The waves did their part, bearing their little boat south at a frightful clip, and when the beach finally came into sight their arrival went as hard as Locke had guessed. The Amathel flung them against the black volcanic sand like some monster vomiting up a plaything that had outlasted its interest.

5

THE COASTAL road west of Lashain was called the Darksands Stretch, and it was a lonely place to be traveling this windy autumn morning. A single coach, pulled by a team of eight horses, trundled along the centuries-old stones raising spurts of wet gravel in its wake rather than the clouds of dust more common in drier seasons.

The secure coach service from Salon Corbeau and points farther south was for rich travelers unable to bear the thought of setting foot aboard a ship. With iron-bound doors, shuttered windows, and interior locks, the carriage was a little fortress for passengers afraid of highwaymen.
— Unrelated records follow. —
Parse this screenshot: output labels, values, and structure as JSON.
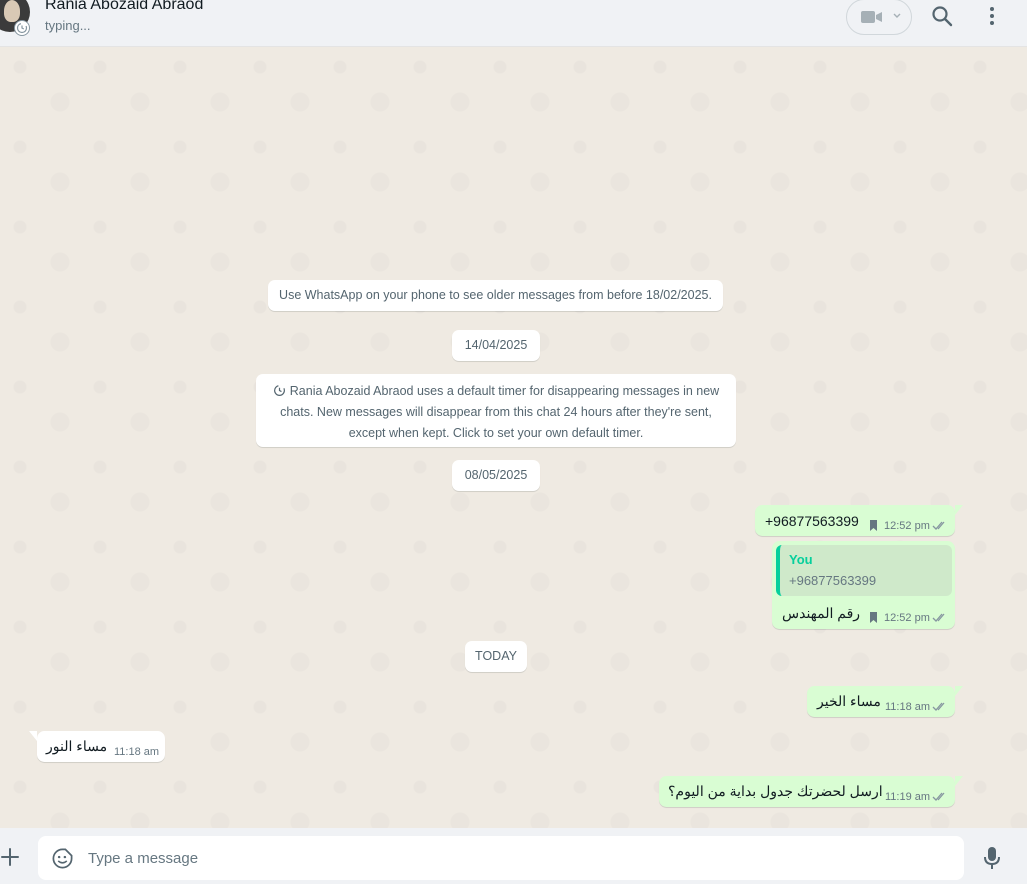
{
  "header": {
    "contact_name": "Rania Abozaid Abraod",
    "status": "typing..."
  },
  "chat": {
    "system_notice": "Use WhatsApp on your phone to see older messages from before 18/02/2025.",
    "date_1": "14/04/2025",
    "timer_notice": "Rania Abozaid Abraod uses a default timer for disappearing messages in new chats. New messages will disappear from this chat 24 hours after they're sent, except when kept. Click to set your own default timer.",
    "date_2": "08/05/2025",
    "date_today": "TODAY",
    "messages": [
      {
        "direction": "out",
        "text": "+96877563399",
        "time": "12:52 pm"
      },
      {
        "direction": "out",
        "quote_author": "You",
        "quote_text": "+96877563399",
        "text": "رقم المهندس",
        "time": "12:52 pm"
      },
      {
        "direction": "out",
        "text": "مساء الخير",
        "time": "11:18 am"
      },
      {
        "direction": "in",
        "text": "مساء النور",
        "time": "11:18 am"
      },
      {
        "direction": "out",
        "text": "ارسل لحضرتك جدول بداية من اليوم؟",
        "time": "11:19 am"
      }
    ]
  },
  "composer": {
    "placeholder": "Type a message"
  },
  "colors": {
    "outgoing_bubble": "#d9fdd3",
    "incoming_bubble": "#ffffff",
    "chat_background": "#efeae2",
    "accent": "#06cf9c"
  }
}
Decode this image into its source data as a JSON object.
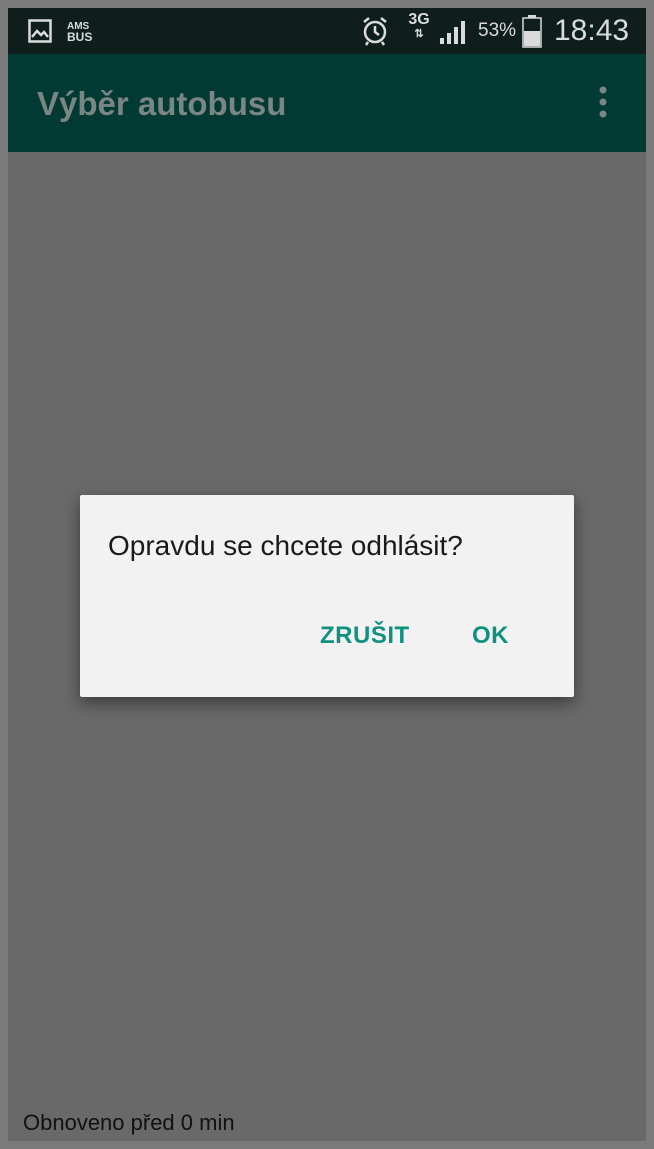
{
  "status_bar": {
    "notification_icons": [
      "gallery-icon",
      "amsbus-icon"
    ],
    "app_logo_text": "AMS BUS",
    "alarm_icon": "alarm-clock-icon",
    "network_type": "3G",
    "network_arrows": "⇅",
    "signal_icon": "signal-bars-icon",
    "battery_percent": "53%",
    "battery_icon": "battery-icon",
    "time": "18:43"
  },
  "app_bar": {
    "title": "Výběr autobusu",
    "menu_icon": "overflow-menu-icon"
  },
  "dialog": {
    "message": "Opravdu se chcete odhlásit?",
    "cancel_label": "ZRUŠIT",
    "ok_label": "OK"
  },
  "footer": {
    "refresh_status": "Obnoveno před 0 min"
  },
  "colors": {
    "status_bar_bg": "#0f1e1a",
    "app_bar_bg_dimmed": "#003a33",
    "scrim_bg": "#696969",
    "dialog_bg": "#f2f2f2",
    "accent": "#10917f"
  }
}
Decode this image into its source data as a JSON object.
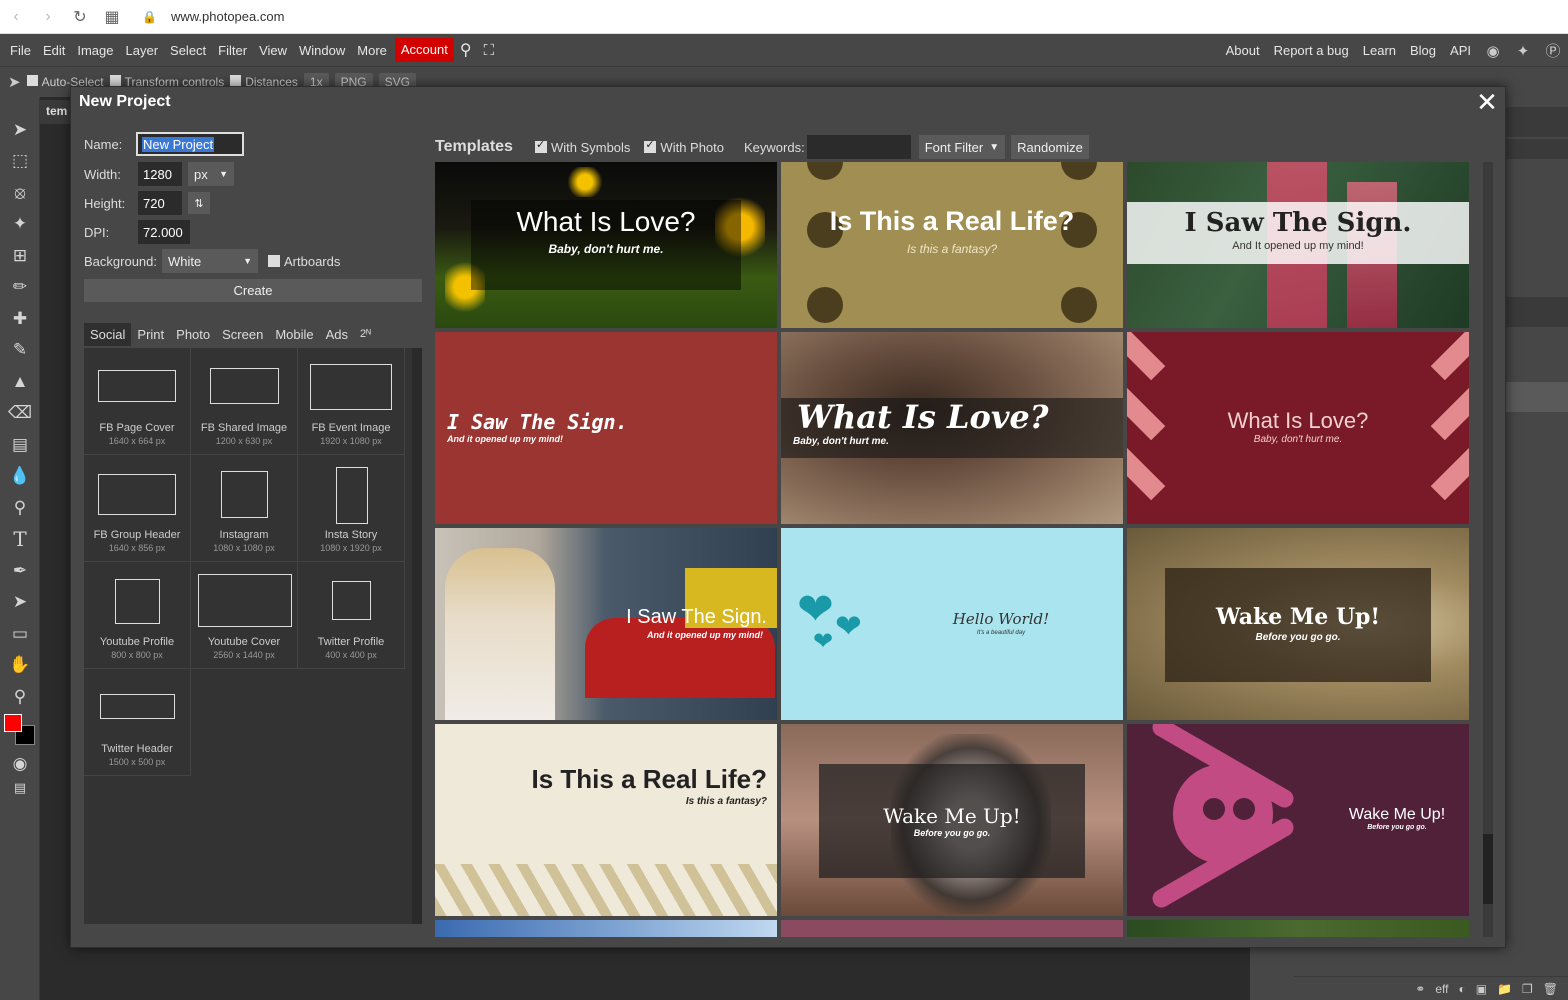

The driver wore an armored doublet, as did the guard that sat beside him atop the carriage, cradling a crossbow that looked as though it could put a hole the size of a temple window into whatever it was loosed at.

“Hey there!” cried a thin man beside the road. He wore an oilcloak flung back from his shoulders, and there was a larger man on the ground beside him. “Help us, please!”

Ordinarily, the driver would have whipped his team forward and raced past anyone attempting to stop them, but everything seemed wrong for an ambush. The ground here was flat for hundreds of yards around, and if these men were decoys, they couldn’t have any allies within half a mile. And their aspect seemed genuinely bedraggled: no armor, no weapons, none of the cocksure bravado of the true marauder. The driver pulled on the reins.

“What do you think you’re doing?” said the crossbowman.

“Don’t get your cock tied in a knot,” said the driver. “You’re here to watch my back, aren’t you? Stranger! What goes?”

“Shipwreck,” cried the thin man. He was scruffy-looking, of middle height, with light brown hair pulled loosely back at the neck. “Last night. We got washed ashore.”

“What ship?”

Volantyne’s Resolve, out of Karthain.”

“Is your friend hurt?”

“He’s out cold. Are you bound for Lashain?”

“Aye, twenty-six miles by road. Be there tomorrow. What would you have of us?”

“Carry us, on horses or on your tailboard. Our master’s syndicate has a shipping agent in Lashain. He can pay for your trouble.”

“Driver,” came a sharp, reedy voice from within the carriage, “it’s not my business to supply rescue to those witless enough to meet disaster on the Amathel, of all places. Pray for their good health if you must, but move on.”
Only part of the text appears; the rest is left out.